Friday, November 25, 2011

It's the Magic: Attack Bears Coming to Grips With the Size of the Job Before Them


Huh, That’s Funny
Alright, so I have two plans on how to address the issues I talked about last week: adding more cards to my hypothetical lands-and-vanilla creatures format or making stuff up.

Adding Cards
Additional cards let the format address the issues without making it just another way to play Magic, but with dumber creatures. However, the criterion for including cards must be simple and, obviously, include cards which address our problems.

Instants
Pros:
-Offset the sorcery-speed, summoning sickened creatures that make up the core of game play.
-Don’t always support the format. Jace's Ingenuity, for example, does address the issue of drawing out, but doesn’t add much, to the centrality of creature combat to the game.
-Do not provide a permanent effect, so they don’t complicate the board state.
-Evens the playing field for non-Green decks.


Enchantments
-Auras are very strong without activated abilities or instant effects to two-for-one.
-On the other hand, for a strictly vanilla format, Auras can give creatures abilities that aren’t normally in the format. Granted, this is no more a problem that it is for normal creatures with those abilities in another format in that you just have to have the right answers.
-Murganda Petroglyphs is virtually a must for this format.
-No enchant removal.
-Just like Instants, Enchanments don’t specifically affect the creature-combat part of the game. That’s probably going to be a consistent issue going forward.

Sorceries
-Don’t always support the format.
-Don’t provide a permanent effect.
-More versatile than Instants, so more danger of breaking the format.
-More versatile than Instants, so provides greater versatility.

Non-Creature Artifacts
-Gives Green the versatility of artifacts versus giving other colors vanilla artifact creatures. Exacerbates inherent color imbalance.
-Does provide versatile removal, answers, etc.
-Equipment plays to the creature combat aesthetic.
-Powerful equipment makes creatures matter less, as they’re just there to hold the shinies. Plays against creature combat aesthetic.
-Again, the possibility of play becoming a matter of potent (non-equipment) artifacts instead of vanilla creatures.

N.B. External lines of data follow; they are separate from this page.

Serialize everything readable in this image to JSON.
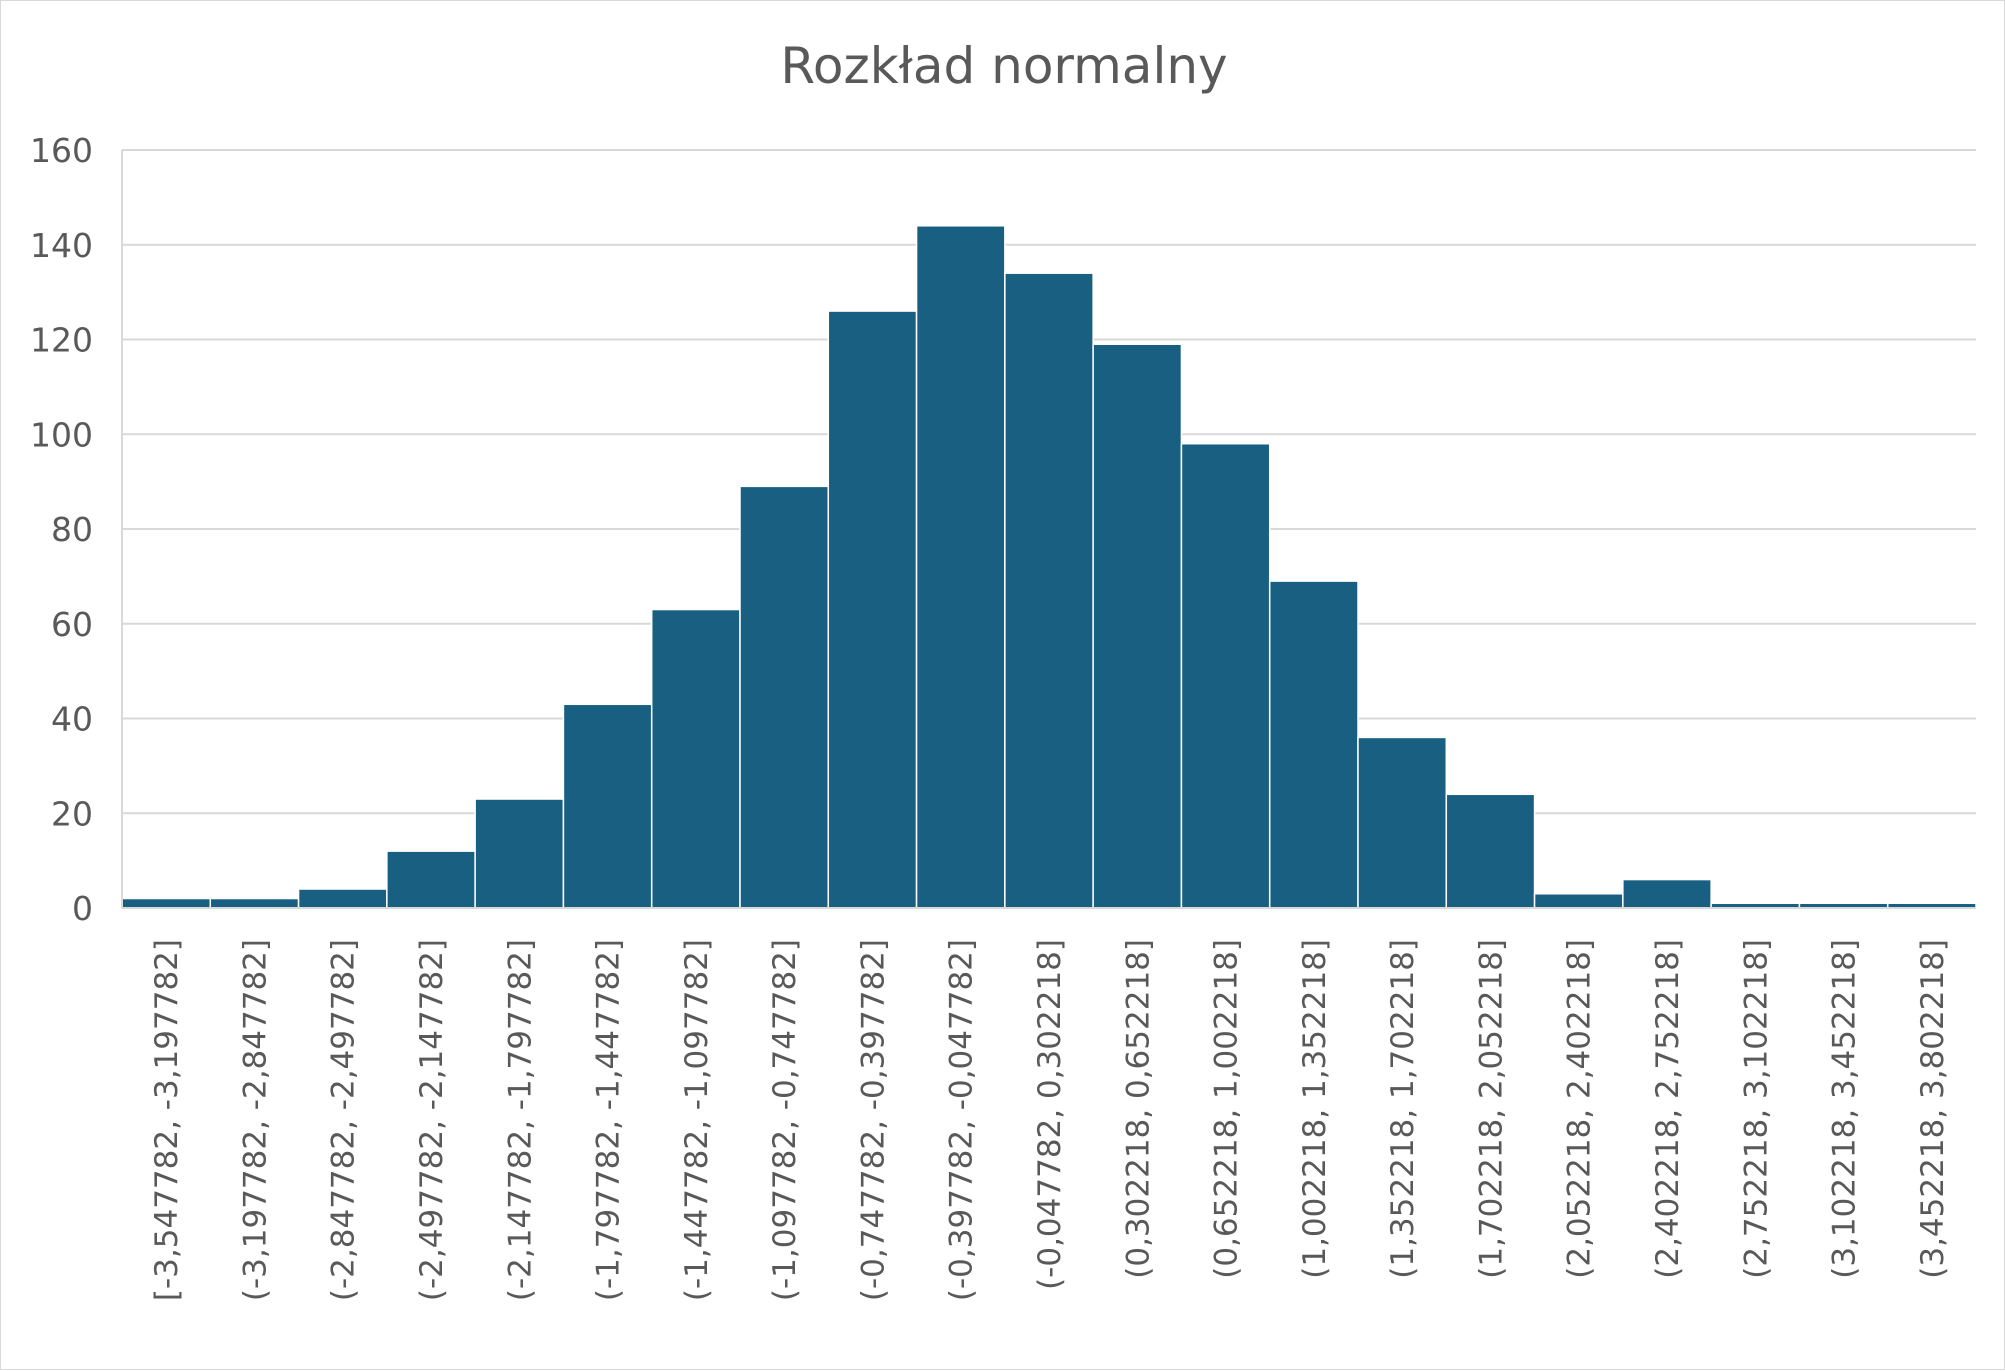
{
  "chart_data": {
    "type": "bar",
    "title": "Rozkład normalny",
    "xlabel": "",
    "ylabel": "",
    "ylim": [
      0,
      160
    ],
    "yticks": [
      "0",
      "20",
      "40",
      "60",
      "80",
      "100",
      "120",
      "140",
      "160"
    ],
    "grid": true,
    "legend": "none",
    "categories": [
      "[-3,547782, -3,197782]",
      "(-3,197782, -2,847782]",
      "(-2,847782, -2,497782]",
      "(-2,497782, -2,147782]",
      "(-2,147782, -1,797782]",
      "(-1,797782, -1,447782]",
      "(-1,447782, -1,097782]",
      "(-1,097782, -0,747782]",
      "(-0,747782, -0,397782]",
      "(-0,397782, -0,047782]",
      "(-0,047782, 0,302218]",
      "(0,302218, 0,652218]",
      "(0,652218, 1,002218]",
      "(1,002218, 1,352218]",
      "(1,352218, 1,702218]",
      "(1,702218, 2,052218]",
      "(2,052218, 2,402218]",
      "(2,402218, 2,752218]",
      "(2,752218, 3,102218]",
      "(3,102218, 3,452218]",
      "(3,452218, 3,802218]"
    ],
    "values": [
      2,
      2,
      4,
      12,
      23,
      43,
      63,
      89,
      126,
      144,
      134,
      119,
      98,
      69,
      36,
      24,
      3,
      6,
      1,
      1,
      1
    ],
    "colors": {
      "bar": "#185f82",
      "bar_border": "#ffffff",
      "grid": "#d9d9d9",
      "text": "#595959"
    }
  }
}
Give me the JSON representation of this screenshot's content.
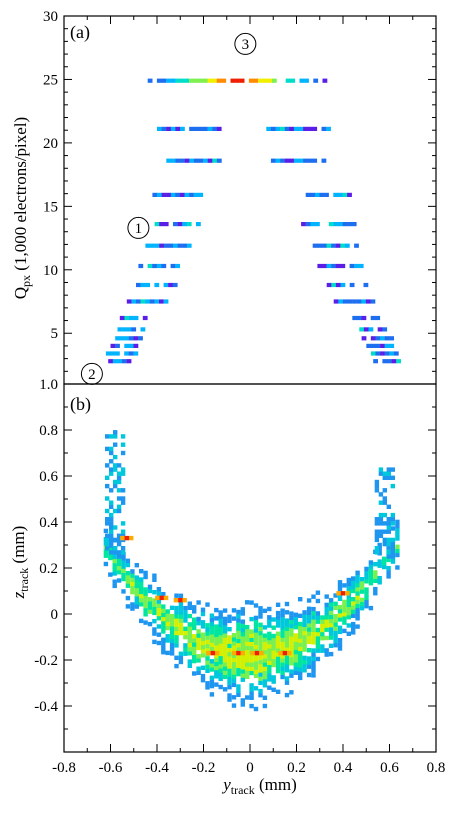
{
  "chart_data": [
    {
      "type": "heatmap",
      "panel_label": "(a)",
      "ylabel_main": "Q",
      "ylabel_sub": "px",
      "ylabel_rest": " (1,000 electrons/pixel)",
      "xlim": [
        -0.8,
        0.8
      ],
      "ylim": [
        1,
        30
      ],
      "yticks": [
        5,
        10,
        15,
        20,
        25,
        30
      ],
      "ytick_labels": [
        "5",
        "10",
        "15",
        "20",
        "25",
        "30"
      ],
      "annotations": [
        {
          "text": "1",
          "x": -0.48,
          "y": 13.3
        },
        {
          "text": "2",
          "x": -0.68,
          "y": 1.8
        },
        {
          "text": "3",
          "x": -0.02,
          "y": 27.8
        }
      ],
      "color_levels": [
        "#5a1ee6",
        "#1e6ef0",
        "#00b4ff",
        "#00ddc8",
        "#7ef050",
        "#f0f000",
        "#ff8c00",
        "#f01e00"
      ],
      "rows": [
        {
          "y": 24.9,
          "left": [
            -0.44,
            0.33
          ],
          "right": null,
          "hot": 0.0,
          "spread": 0.42,
          "peak": 7
        },
        {
          "y": 21.1,
          "left": [
            -0.4,
            -0.13
          ],
          "right": [
            0.07,
            0.33
          ],
          "hot": 0.0,
          "spread": 0.7,
          "peak": 3
        },
        {
          "y": 18.6,
          "left": [
            -0.36,
            -0.13
          ],
          "right": [
            0.09,
            0.31
          ],
          "hot": 0.0,
          "spread": 0.7,
          "peak": 3
        },
        {
          "y": 15.9,
          "left": [
            -0.42,
            -0.21
          ],
          "right": [
            0.2,
            0.42
          ],
          "hot": 0.0,
          "spread": 0.7,
          "peak": 3
        },
        {
          "y": 13.6,
          "left": [
            -0.43,
            -0.22
          ],
          "right": [
            0.22,
            0.44
          ],
          "hot": 0.0,
          "spread": 0.7,
          "peak": 3
        },
        {
          "y": 11.9,
          "left": [
            -0.45,
            -0.26
          ],
          "right": [
            0.25,
            0.45
          ],
          "hot": 0.0,
          "spread": 0.7,
          "peak": 3
        },
        {
          "y": 10.3,
          "left": [
            -0.48,
            -0.3
          ],
          "right": [
            0.29,
            0.48
          ],
          "hot": 0.0,
          "spread": 0.7,
          "peak": 3
        },
        {
          "y": 8.8,
          "left": [
            -0.51,
            -0.33
          ],
          "right": [
            0.33,
            0.5
          ],
          "hot": 0.0,
          "spread": 0.7,
          "peak": 3
        },
        {
          "y": 7.5,
          "left": [
            -0.53,
            -0.36
          ],
          "right": [
            0.36,
            0.53
          ],
          "hot": 0.0,
          "spread": 0.7,
          "peak": 3
        },
        {
          "y": 6.2,
          "left": [
            -0.56,
            -0.45
          ],
          "right": [
            0.44,
            0.56
          ],
          "hot": 0.0,
          "spread": 0.7,
          "peak": 3
        },
        {
          "y": 5.3,
          "left": [
            -0.57,
            -0.46
          ],
          "right": [
            0.47,
            0.58
          ],
          "hot": 0.0,
          "spread": 0.7,
          "peak": 3
        },
        {
          "y": 4.6,
          "left": [
            -0.58,
            -0.47
          ],
          "right": [
            0.48,
            0.6
          ],
          "hot": 0.0,
          "spread": 0.7,
          "peak": 3
        },
        {
          "y": 4.0,
          "left": [
            -0.6,
            -0.48
          ],
          "right": [
            0.5,
            0.61
          ],
          "hot": 0.0,
          "spread": 0.7,
          "peak": 3
        },
        {
          "y": 3.4,
          "left": [
            -0.62,
            -0.5
          ],
          "right": [
            0.52,
            0.62
          ],
          "hot": 0.0,
          "spread": 0.7,
          "peak": 3
        },
        {
          "y": 2.8,
          "left": [
            -0.61,
            -0.52
          ],
          "right": [
            0.53,
            0.64
          ],
          "hot": 0.0,
          "spread": 0.7,
          "peak": 3
        }
      ]
    },
    {
      "type": "heatmap",
      "panel_label": "(b)",
      "ylabel_main": "z",
      "ylabel_sub": "track",
      "ylabel_rest": " (mm)",
      "xlabel_main": "y",
      "xlabel_sub": "track",
      "xlabel_rest": " (mm)",
      "xlim": [
        -0.8,
        0.8
      ],
      "ylim": [
        -0.6,
        1.0
      ],
      "xticks": [
        -0.8,
        -0.6,
        -0.4,
        -0.2,
        0,
        0.2,
        0.4,
        0.6,
        0.8
      ],
      "xtick_labels": [
        "-0.8",
        "-0.6",
        "-0.4",
        "-0.2",
        "0",
        "0.2",
        "0.4",
        "0.6",
        "0.8"
      ],
      "yticks": [
        -0.4,
        -0.2,
        0,
        0.2,
        0.4,
        0.6,
        0.8,
        1.0
      ],
      "ytick_labels": [
        "-0.4",
        "-0.2",
        "0",
        "0.2",
        "0.4",
        "0.6",
        "0.8",
        "1.0"
      ],
      "color_levels": [
        "#1e96f0",
        "#00c8dc",
        "#00e6a0",
        "#78f050",
        "#d2f000",
        "#ffaa00",
        "#f01e00"
      ],
      "band": {
        "curve": "z = -0.18 + 1.2 * y^2",
        "x_range": [
          -0.62,
          0.64
        ],
        "half_width_min": 0.04,
        "half_width_max": 0.18
      },
      "hot_spots": [
        {
          "x": -0.53,
          "y": 0.33
        },
        {
          "x": -0.38,
          "y": 0.07
        },
        {
          "x": -0.3,
          "y": 0.06
        },
        {
          "x": -0.16,
          "y": -0.17
        },
        {
          "x": -0.05,
          "y": -0.17
        },
        {
          "x": 0.03,
          "y": -0.17
        },
        {
          "x": 0.15,
          "y": -0.17
        },
        {
          "x": 0.4,
          "y": 0.09
        }
      ]
    }
  ]
}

Creatures – Including better creatures is an option. It might not be abandoning the format so much as allowing a certain number of creature cards with abilities that accelerate the game.
-The stipulations for what non-vanilla creatures can be used should be important. A number? A percentage? What abilities should they have? Flat buffs? One-shot, ETB abilities? Abilities that only effect power and toughness? Abilities that only effect their own power and toughness? Only French vanilla creatures? Should they be defined by the abilities they don’t have? No indestructible creatures? No tap-down creatures? No creatures with an ability that nets you a card? No creatures with evasion? 

After some thought, I think that the first thing I need to do is to additionally constrict the card pool. While vanilla creatures from all sets and printings are legal, for the sake of simplicity, any other cards I add should come from the current standard format (Innistrad, Scars of Mirrodin, and Magic 2012). I'm not saying those cards won't be in the format, or that they won't be looked at, but for the purposes of divining guidelines, those sets will be the baseline.